Starting Jan. 1, 2015, employers with the equivalent of 100 or more full-time employees must offer “affordable” care that meets minimum-value specifications (as determined by minimum-value calculations) to 70 percent of their full-time employees, to fulfill the employer mandate. By 2016, large employers will need to provide coverage to at least 95 percent of their full-time workers.
Starting Jan. 1, 2016, employers with the equivalent of 50 to 99 full-time employees may face penalties if they do not provide “affordable” care to at least 95 percent of their full-time employees as specified.
These deadlines were put in place in February 2014, when the Treasury Department issued its most recent mandate delay via a new final rule and related fact sheet and Q&A on Employer Shared Responsibility Under the Affordable Care Act.
Individual Mandate Adjustment
Beginning in 2014, the ACA also required most individuals to obtain acceptable health insurance coverage for themselves and their family members or pay a penalty under the individual coverage mandate.
Individuals who lack access to affordable minimum essential coverage are exempt from the individual mandate. For purposes of this exemption, under the ACA coverage is affordable for an employee if the required contribution for the lowest-cost, self-only coverage does not exceed 8 percent of household income, to be adjusted annually after 2014. For family members, coverage is affordable if the required contribution for the lowest-cost family coverage does not exceed 8 percent of household income, to be adjusted annually after 2014.
For plan years beginning in 2015, Revenue Procedure 2014-37 increases these percentages from 8 percent to 8.05 percent.
Questions Raised About Affordability Rate Change
Illustrating that nothing is ever easy when it comes to deciphering how to comply with the massively complex Affordable Care Act and that even legal experts can be unsure what to advise, attorneys at Proskauer Rose LLP, in an Aug. 6 posting on the firm’s ERISA Practice Center Blog, have raised questions about whether anything has actually changed.

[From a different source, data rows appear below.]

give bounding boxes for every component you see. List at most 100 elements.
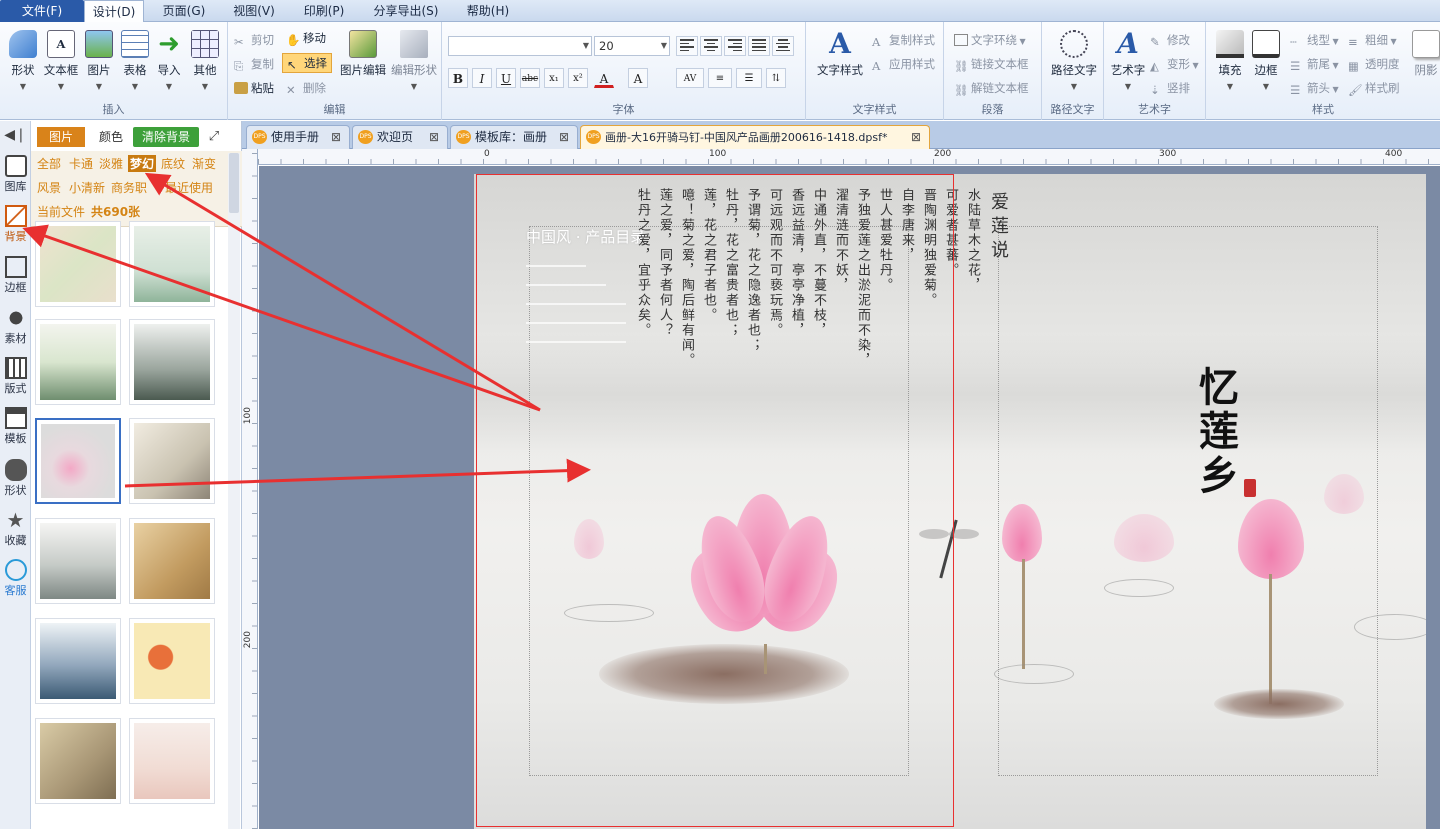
background-thumbnail[interactable] <box>35 319 121 405</box>
line-end-button[interactable]: ☰ 箭尾 ▼ <box>1290 56 1339 73</box>
background-thumbnail[interactable] <box>35 518 121 604</box>
leftbar-layout[interactable]: 版式 <box>0 357 31 396</box>
tab-active-document[interactable]: DPS 画册-大16开骑马钉-中国风产品画册200616-1418.dpsf* ⊠ <box>580 125 930 149</box>
category-cartoon[interactable]: 卡通 <box>69 155 93 172</box>
underline-button[interactable]: U <box>496 68 516 88</box>
font-color-button[interactable]: A <box>594 68 614 88</box>
cut-button[interactable]: ✂ 剪切 <box>234 32 274 49</box>
link-textbox-button[interactable]: ⛓ 链接文本框 <box>954 56 1029 73</box>
fill-button[interactable]: 填充 ▼ <box>1212 30 1248 91</box>
background-thumbnail[interactable] <box>129 718 215 804</box>
italic-button[interactable]: I <box>472 68 492 88</box>
align-justify-button[interactable] <box>748 36 770 56</box>
menu-view[interactable]: 视图(V) <box>222 0 286 22</box>
text-direction-button[interactable]: ⇅ <box>766 68 786 88</box>
panel-scrollbar[interactable] <box>228 153 240 829</box>
close-tab-icon[interactable]: ⊠ <box>331 126 341 148</box>
art-modify-button[interactable]: ✎ 修改 <box>1150 32 1190 49</box>
copy-button[interactable]: ⎘ 复制 <box>234 56 274 73</box>
bold-button[interactable]: B <box>448 68 468 88</box>
move-button[interactable]: ✋ 移动 <box>286 30 326 47</box>
font-highlight-button[interactable]: A <box>628 68 648 88</box>
category-all[interactable]: 全部 <box>37 155 61 172</box>
close-tab-icon[interactable]: ⊠ <box>911 126 921 148</box>
image-edit-button[interactable]: 图片编辑 <box>336 30 390 78</box>
align-distribute-button[interactable] <box>772 36 794 56</box>
import-button[interactable]: ➜ 导入 ▼ <box>152 30 186 91</box>
leftbar-material[interactable]: 素材 <box>0 307 31 346</box>
brand-title[interactable]: 忆莲乡 <box>1186 366 1244 498</box>
path-text-button[interactable]: 路径文字 ▼ <box>1046 30 1102 91</box>
paste-button[interactable]: 粘贴 <box>234 80 274 96</box>
superscript-button[interactable]: x² <box>568 68 588 88</box>
poem-title[interactable]: 爱莲说 <box>988 192 1009 264</box>
char-spacing-button[interactable]: AV <box>676 68 704 88</box>
border-button[interactable]: 边框 ▼ <box>1248 30 1284 91</box>
art-transform-button[interactable]: ◭ 变形 ▼ <box>1150 56 1199 73</box>
background-thumbnail[interactable] <box>129 418 215 504</box>
shadow-button[interactable]: 阴影 <box>1410 30 1440 78</box>
font-family-select[interactable]: ▼ <box>448 36 592 56</box>
menu-design[interactable]: 设计(D) <box>84 0 144 23</box>
category-dreamy[interactable]: 梦幻 <box>128 155 157 172</box>
menu-print[interactable]: 印刷(P) <box>292 0 356 22</box>
background-thumbnail[interactable] <box>35 718 121 804</box>
expand-panel-icon[interactable]: ⤢ <box>205 127 223 147</box>
left-page-selection[interactable] <box>476 174 954 827</box>
align-center-button[interactable] <box>700 36 722 56</box>
current-file-label[interactable]: 当前文件 <box>37 203 85 220</box>
leftbar-gallery[interactable]: 图库 <box>0 155 31 194</box>
category-gradient[interactable]: 渐变 <box>192 155 216 172</box>
art-vertical-button[interactable]: ⇣ 竖排 <box>1150 80 1190 97</box>
menu-page[interactable]: 页面(G) <box>152 0 216 22</box>
category-texture[interactable]: 底纹 <box>161 155 185 172</box>
tab-welcome[interactable]: DPS 欢迎页 ⊠ <box>352 125 448 149</box>
align-right-button[interactable] <box>724 36 746 56</box>
background-thumbnail[interactable] <box>129 221 215 307</box>
leftbar-background[interactable]: 背景 <box>0 205 31 244</box>
collapse-panel-icon[interactable]: ◀❘ <box>0 127 31 143</box>
background-thumbnail[interactable] <box>129 618 215 704</box>
paragraph-spacing-button[interactable]: ☰ <box>736 68 762 88</box>
line-type-button[interactable]: ┄ 线型 ▼ <box>1290 32 1339 49</box>
menu-help[interactable]: 帮助(H) <box>458 0 518 22</box>
leftbar-favorite[interactable]: ★ 收藏 <box>0 509 31 548</box>
scrollbar-thumb[interactable] <box>229 153 239 213</box>
leftbar-template[interactable]: 模板 <box>0 407 31 446</box>
strikethrough-button[interactable]: abc <box>520 68 540 88</box>
line-spacing-button[interactable]: ≡ <box>708 68 732 88</box>
leftbar-service[interactable]: 客服 <box>0 559 31 598</box>
background-thumbnail[interactable] <box>35 618 121 704</box>
leftbar-border[interactable]: 边框 <box>0 256 31 295</box>
category-business[interactable]: 商务职 <box>111 179 147 196</box>
menu-file[interactable]: 文件(F) <box>0 0 84 22</box>
align-left-button[interactable] <box>676 36 698 56</box>
leftbar-shape[interactable]: 形状 <box>0 459 31 498</box>
opacity-button[interactable]: ▦ 透明度 <box>1348 56 1400 73</box>
other-button[interactable]: 其他 ▼ <box>188 30 222 91</box>
copy-style-button[interactable]: A 复制样式 <box>872 32 935 49</box>
font-size-select[interactable]: 20 ▼ <box>594 36 670 56</box>
tab-template-library[interactable]: DPS 模板库：画册 ⊠ <box>450 125 578 149</box>
tab-user-manual[interactable]: DPS 使用手册 ⊠ <box>246 125 350 149</box>
background-thumbnail[interactable] <box>129 518 215 604</box>
menu-share-export[interactable]: 分享导出(S) <box>362 0 450 22</box>
text-wrap-button[interactable]: 文字环绕 ▼ <box>954 32 1026 48</box>
category-elegant[interactable]: 淡雅 <box>99 155 123 172</box>
table-button[interactable]: 表格 ▼ <box>118 30 152 91</box>
tab-color[interactable]: 颜色 <box>87 127 135 147</box>
edit-shape-button[interactable]: 编辑形状 ▼ <box>388 30 440 91</box>
background-thumbnail[interactable] <box>129 319 215 405</box>
close-tab-icon[interactable]: ⊠ <box>429 126 439 148</box>
art-text-button[interactable]: A 艺术字 ▼ <box>1106 30 1150 92</box>
category-landscape[interactable]: 风景 <box>37 179 61 196</box>
shape-button[interactable]: 形状 ▼ <box>6 30 40 91</box>
thickness-button[interactable]: ≡ 粗细 ▼ <box>1348 32 1397 49</box>
textbox-button[interactable]: A 文本框 ▼ <box>42 30 80 91</box>
image-button[interactable]: 图片 ▼ <box>82 30 116 91</box>
select-button[interactable]: ↖ 选择 <box>282 53 332 73</box>
unlink-textbox-button[interactable]: ⛓ 解链文本框 <box>954 80 1029 97</box>
subscript-button[interactable]: x₁ <box>544 68 564 88</box>
style-brush-button[interactable]: 🖌 样式刷 <box>1348 80 1400 97</box>
category-fresh[interactable]: 小清新 <box>69 179 105 196</box>
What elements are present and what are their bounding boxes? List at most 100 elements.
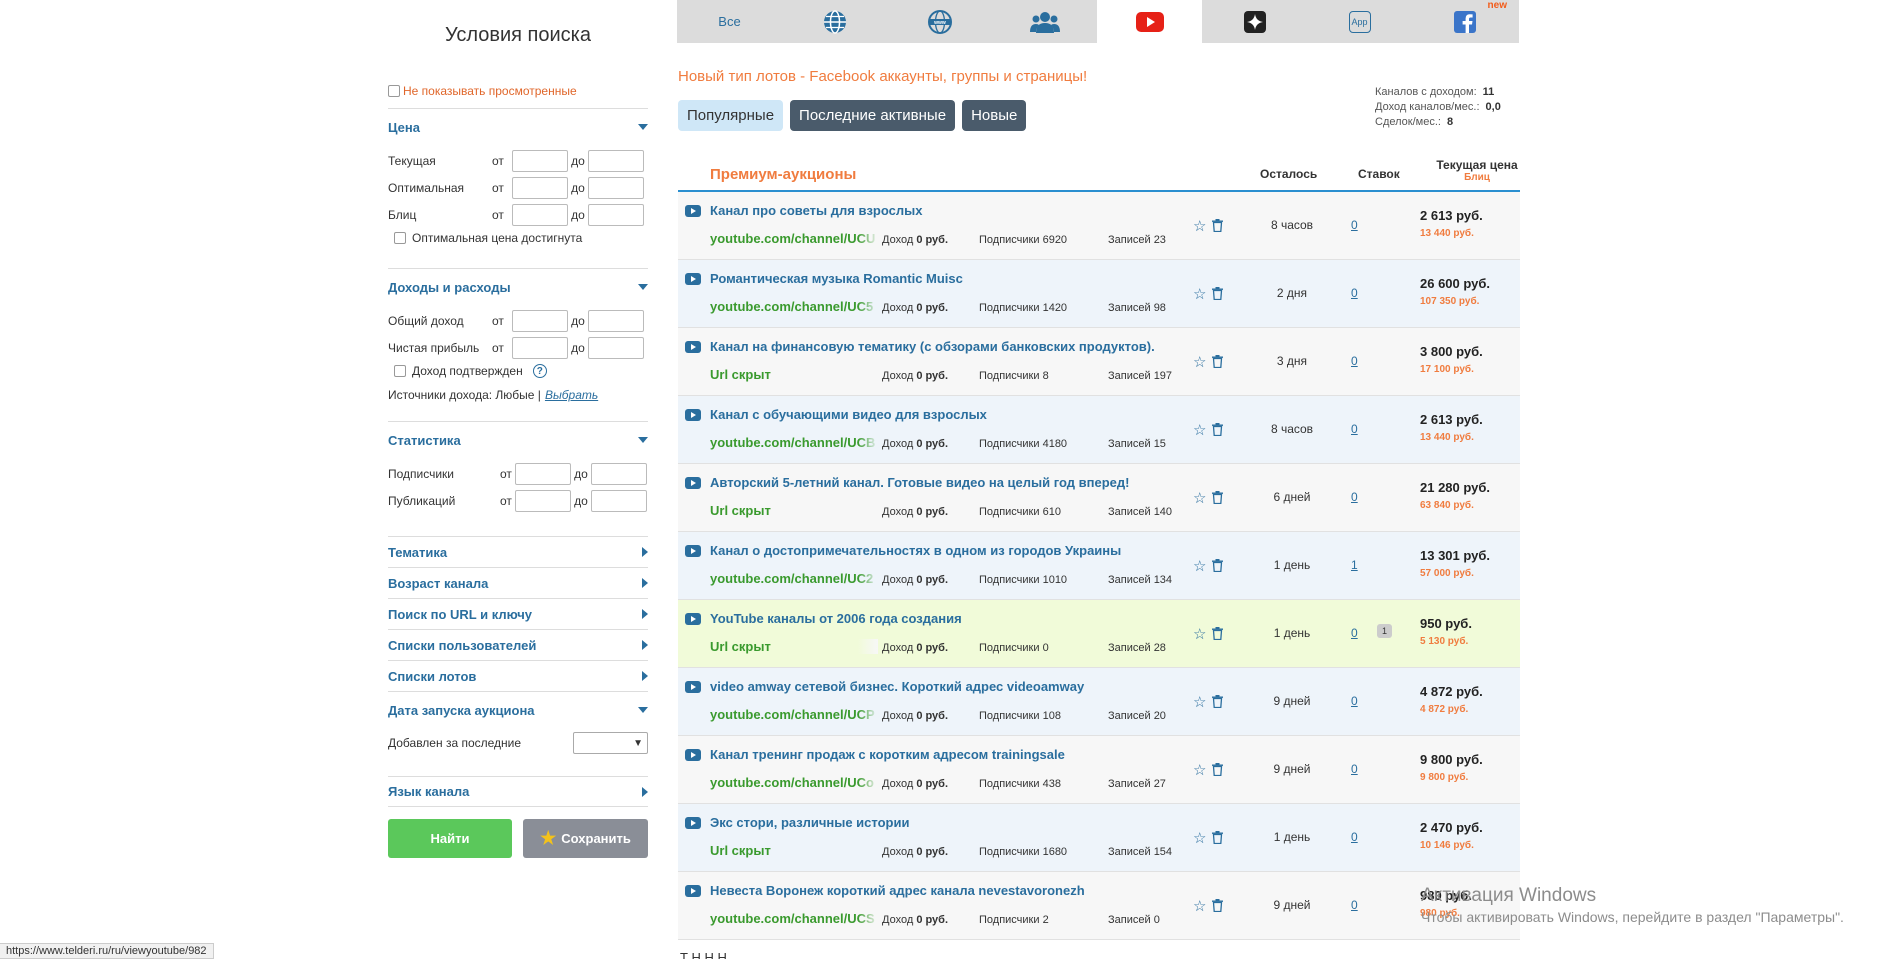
star-icon[interactable]: ☆ xyxy=(1193,217,1206,235)
star-icon[interactable]: ☆ xyxy=(1193,421,1206,439)
star-icon[interactable]: ☆ xyxy=(1193,489,1206,507)
filter-last-active[interactable]: Последние активные xyxy=(790,100,956,131)
auction-row[interactable]: YouTube каналы от 2006 года создания Url … xyxy=(678,600,1520,668)
trash-icon[interactable] xyxy=(1212,219,1224,232)
filter-popular[interactable]: Популярные xyxy=(678,100,784,131)
bids-count-link[interactable]: 0 xyxy=(1351,694,1358,708)
lot-title-link[interactable]: Романтическая музыка Romantic Muisc xyxy=(710,271,963,286)
trash-icon[interactable] xyxy=(1212,831,1224,844)
price-blitz-from-input[interactable] xyxy=(512,203,568,226)
trash-icon[interactable] xyxy=(1212,355,1224,368)
lot-title-link[interactable]: video amway сетевой бизнес. Короткий адр… xyxy=(710,679,1084,694)
auction-row[interactable]: Канал про советы для взрослых youtube.com… xyxy=(678,192,1520,260)
bids-count-link[interactable]: 0 xyxy=(1351,490,1358,504)
price-current-from-input[interactable] xyxy=(512,149,568,172)
lot-title-link[interactable]: Канал с обучающими видео для взрослых xyxy=(710,407,987,422)
income-confirmed-checkbox[interactable]: Доход подтвержден ? xyxy=(388,361,648,381)
income-net-from-input[interactable] xyxy=(512,336,568,359)
filter-new[interactable]: Новые xyxy=(962,100,1027,131)
find-button[interactable]: Найти xyxy=(388,819,512,858)
column-time-left[interactable]: Осталось xyxy=(1260,167,1317,181)
income-total-from-input[interactable] xyxy=(512,309,568,332)
column-bids[interactable]: Ставок xyxy=(1358,167,1400,181)
checkbox-box[interactable] xyxy=(388,85,400,97)
subscribers-from-input[interactable] xyxy=(515,462,571,485)
trash-icon[interactable] xyxy=(1212,899,1224,912)
bids-count-link[interactable]: 0 xyxy=(1351,286,1358,300)
lot-title-link[interactable]: Экс стори, различные истории xyxy=(710,815,909,830)
income-section-header[interactable]: Доходы и расходы xyxy=(388,279,648,295)
bids-count-link[interactable]: 0 xyxy=(1351,422,1358,436)
star-icon[interactable]: ☆ xyxy=(1193,285,1206,303)
star-icon[interactable]: ☆ xyxy=(1193,761,1206,779)
filter-channel-age[interactable]: Возраст канала xyxy=(388,567,648,598)
income-total-to-input[interactable] xyxy=(588,309,644,332)
bids-count-link[interactable]: 0 xyxy=(1351,762,1358,776)
auction-row[interactable]: Канал на финансовую тематику (с обзорами… xyxy=(678,328,1520,396)
launch-date-header[interactable]: Дата запуска аукциона xyxy=(388,702,648,718)
tab-facebook[interactable]: new xyxy=(1412,0,1517,43)
help-icon[interactable]: ? xyxy=(532,364,547,378)
price-current-to-input[interactable] xyxy=(588,149,644,172)
trash-icon[interactable] xyxy=(1212,627,1224,640)
added-within-select[interactable]: ▼ xyxy=(573,732,648,754)
lot-title-link[interactable]: Канал про советы для взрослых xyxy=(710,203,922,218)
price-optimal-from-input[interactable] xyxy=(512,176,568,199)
auction-row[interactable]: video amway сетевой бизнес. Короткий адр… xyxy=(678,668,1520,736)
price-blitz-to-input[interactable] xyxy=(588,203,644,226)
stats-section-header[interactable]: Статистика xyxy=(388,432,648,448)
auction-row[interactable]: Канал с обучающими видео для взрослых you… xyxy=(678,396,1520,464)
star-icon[interactable]: ☆ xyxy=(1193,693,1206,711)
trash-icon[interactable] xyxy=(1212,423,1224,436)
star-icon[interactable]: ☆ xyxy=(1193,353,1206,371)
tab-all[interactable]: Все xyxy=(677,0,782,43)
price-section-header[interactable]: Цена xyxy=(388,119,648,135)
bids-count-link[interactable]: 0 xyxy=(1351,626,1358,640)
star-icon[interactable]: ☆ xyxy=(1193,829,1206,847)
column-price[interactable]: Текущая цена Блиц xyxy=(1432,158,1522,183)
filter-topic[interactable]: Тематика xyxy=(388,536,648,567)
save-button[interactable]: ★ Сохранить xyxy=(523,819,648,858)
lot-title-link[interactable]: Авторский 5-летний канал. Готовые видео … xyxy=(710,475,1129,490)
price-optimal-to-input[interactable] xyxy=(588,176,644,199)
auction-row[interactable]: Канал о достопримечательностях в одном и… xyxy=(678,532,1520,600)
tab-apps[interactable]: App xyxy=(1307,0,1412,43)
bids-count-link[interactable]: 1 xyxy=(1351,558,1358,572)
tab-other[interactable] xyxy=(1202,0,1307,43)
star-icon[interactable]: ☆ xyxy=(1193,557,1206,575)
filter-user-lists[interactable]: Списки пользователей xyxy=(388,629,648,660)
publications-to-input[interactable] xyxy=(591,489,647,512)
income-net-to-input[interactable] xyxy=(588,336,644,359)
tab-youtube[interactable] xyxy=(1097,0,1202,43)
trash-icon[interactable] xyxy=(1212,287,1224,300)
tab-sites[interactable] xyxy=(782,0,887,43)
filter-lot-lists[interactable]: Списки лотов xyxy=(388,660,648,691)
trash-icon[interactable] xyxy=(1212,763,1224,776)
auction-row[interactable]: Романтическая музыка Romantic Muisc youtu… xyxy=(678,260,1520,328)
filter-language[interactable]: Язык канала xyxy=(388,776,648,807)
income-sources-choose-link[interactable]: Выбрать xyxy=(545,388,598,402)
auction-row[interactable]: Канал тренинг продаж с коротким адресом … xyxy=(678,736,1520,804)
star-icon[interactable]: ☆ xyxy=(1193,625,1206,643)
auction-row[interactable]: Экс стори, различные истории Url скрыт Дох… xyxy=(678,804,1520,872)
bids-count-link[interactable]: 0 xyxy=(1351,830,1358,844)
subscribers-to-input[interactable] xyxy=(591,462,647,485)
trash-icon[interactable] xyxy=(1212,491,1224,504)
publications-from-input[interactable] xyxy=(515,489,571,512)
checkbox-box[interactable] xyxy=(394,232,406,244)
filter-url-search[interactable]: Поиск по URL и ключу xyxy=(388,598,648,629)
promo-link[interactable]: Новый тип лотов - Facebook аккаунты, гру… xyxy=(678,68,1087,85)
star-icon[interactable]: ☆ xyxy=(1193,897,1206,915)
trash-icon[interactable] xyxy=(1212,695,1224,708)
tab-domains[interactable]: www xyxy=(887,0,992,43)
bids-count-link[interactable]: 0 xyxy=(1351,354,1358,368)
comment-count-badge[interactable]: 1 xyxy=(1377,624,1393,638)
auction-row[interactable]: Авторский 5-летний канал. Готовые видео … xyxy=(678,464,1520,532)
tab-groups[interactable] xyxy=(992,0,1097,43)
lot-title-link[interactable]: Канал тренинг продаж с коротким адресом … xyxy=(710,747,1065,762)
lot-title-link[interactable]: YouTube каналы от 2006 года создания xyxy=(710,611,962,626)
optimal-reached-checkbox[interactable]: Оптимальная цена достигнута xyxy=(388,228,648,248)
trash-icon[interactable] xyxy=(1212,559,1224,572)
bids-count-link[interactable]: 0 xyxy=(1351,898,1358,912)
auction-row[interactable]: Невеста Воронеж короткий адрес канала ne… xyxy=(678,872,1520,940)
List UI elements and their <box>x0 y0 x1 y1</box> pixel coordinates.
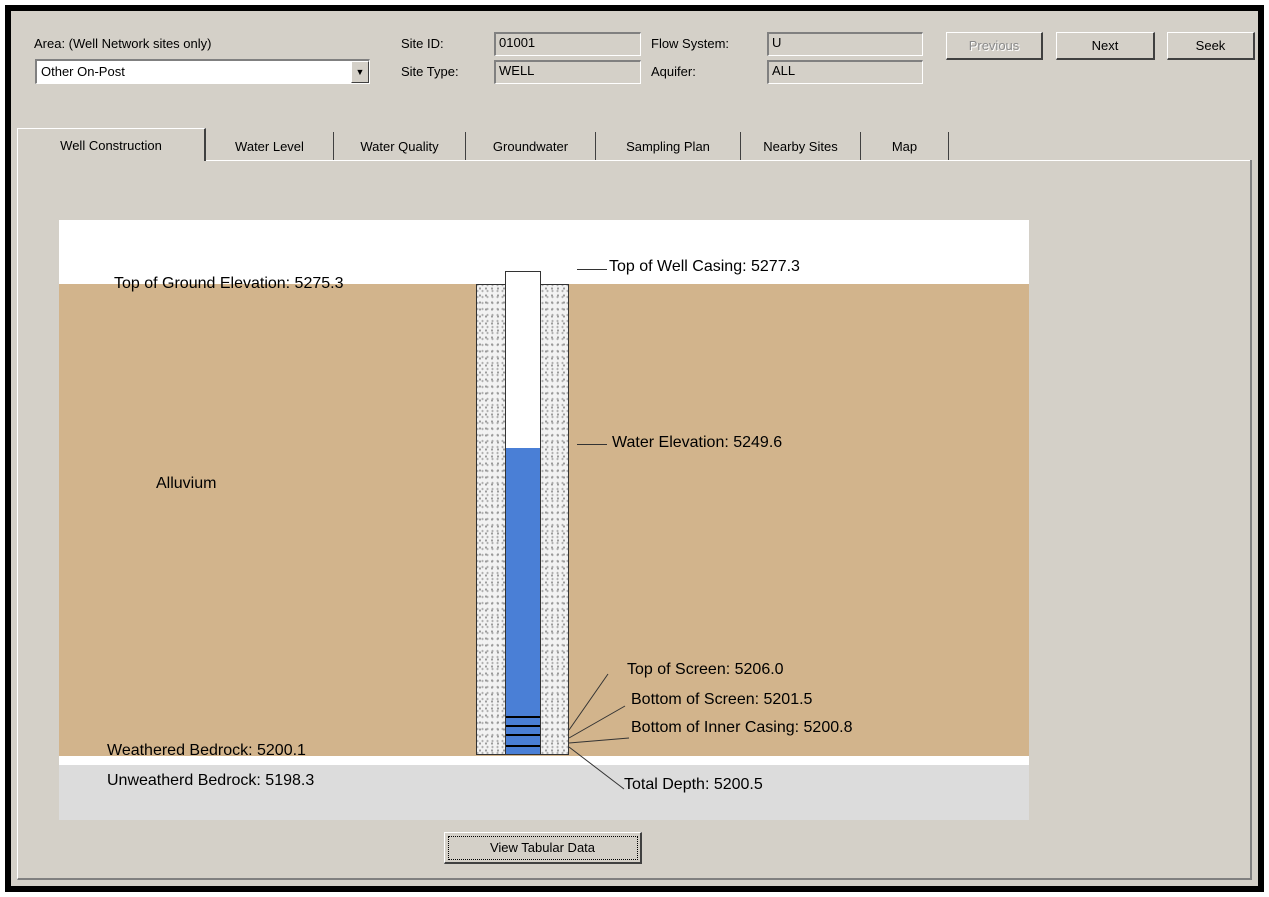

“It has been widely reported that the IRS has increased the affordability percentage in all cases from 9.5 percent to 9.56 percent. This is not necessarily true,” the attorneys wrote. They explained:
The reason this is not true is that the IRS regulations on affordability have “hard-wired” the 9.5 percent standard into those regulations; the regulations do not cross-reference to the statutory reference for affordability. As the IRS continues to index the affordability measure for household income over time, as is required by the ACA, a concomitant change to the percentage established in the regulations will be required or else these two percentages will very quickly become dramatically out-of-sync.
Some type of announcement from the IRS increasing the regulatory 9.5 percent threshold to the statutory 9.56 percent threshold for the applicable safe harbors would be welcome. In the meantime, employers planning on complying with the regulatory safe harbor rules should cap premiums based on the literal terms of those regulations.